Falling for September

Time has been flying by since I began this internship back in June. It feels like just yesterday I had packed up the car and made the trek across the country from Connecticut to Utah. September seemed to fly by the quickest of all for some reason! Perhaps it was the growing signs of fall (my favorite season), the beautiful crisp air, the changing leaves, and the Halloween decorations getting put up around Moab that had me enjoying September so much. I have always loved fall in New England and I was so excited to see what fall looked like in the La Sal mountains. So far, I have not been disappointed.

Fall colors amongst the oak brush

At last, our third target species, Heliomeris multiflora or showy goldeneye, is ready for collection. We began collecting seeds from this species in the last week of September, which was a pleasant surprise considering we thought we had a lot more time until seeds were mature enough to collect. We have found that the best way to collect these seeds is to clip off the seed heads and put them in a paper bag. We give the bag a little shake and the seeds fall out from the heads pretty easily! If anyone else is collecting this species and has a better method we are open to constructive criticism 🙂

One of the most exciting adventures that Mattie and I got to partake in this month was accompanying the Archaeology crew to survey archaeological sites. Hiking around the woods and coming across remnants of Puebloan peoples and later tribes was like traveling through time. I learned so much about the rich history and culture present in the Manti-La Sal National Forest and especially around Bears Ears National Monument. Having a deeper understanding of the cultural significance of the land that I work on has helped to grow a greater appreciation of it and I value the time I get to spend on it so much more now.

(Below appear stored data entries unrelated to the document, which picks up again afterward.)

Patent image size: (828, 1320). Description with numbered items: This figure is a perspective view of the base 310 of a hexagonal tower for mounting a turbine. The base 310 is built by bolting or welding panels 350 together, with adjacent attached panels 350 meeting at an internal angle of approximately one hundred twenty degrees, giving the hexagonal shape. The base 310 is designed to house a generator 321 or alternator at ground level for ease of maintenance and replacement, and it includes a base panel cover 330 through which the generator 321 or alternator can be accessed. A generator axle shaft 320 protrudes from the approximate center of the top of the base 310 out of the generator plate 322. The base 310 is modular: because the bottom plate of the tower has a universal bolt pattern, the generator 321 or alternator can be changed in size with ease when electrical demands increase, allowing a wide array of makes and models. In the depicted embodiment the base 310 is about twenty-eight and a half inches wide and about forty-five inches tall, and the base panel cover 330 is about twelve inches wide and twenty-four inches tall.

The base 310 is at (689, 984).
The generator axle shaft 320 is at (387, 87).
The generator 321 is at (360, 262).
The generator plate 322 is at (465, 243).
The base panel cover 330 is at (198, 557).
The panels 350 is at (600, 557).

Thanks to very bad weather one day, I also got to tour the Edge of the Cedars State Park Museum which features exhibits of Ancestral Puebloan artifacts such as pottery, baskets, blankets, etc. dating back to as early as the Basketmaker III period (A.D. 500-750). My favorite thing that I saw in the museum was the different effigies that had been recovered in the area, particularly the ones of dogs that I included images of below. It is super cool to imagine people having dogs as pets thousands of years ago like we do today! I also loved learning about the different methods that archaeologists use to determine what time period an artifact is from. This includes radiocarbon dating, dendrochronology, pollen dating, and more!

Overall, September was a very enriching month that will go down in the history books and I am eager to see what the future holds for the seed girls!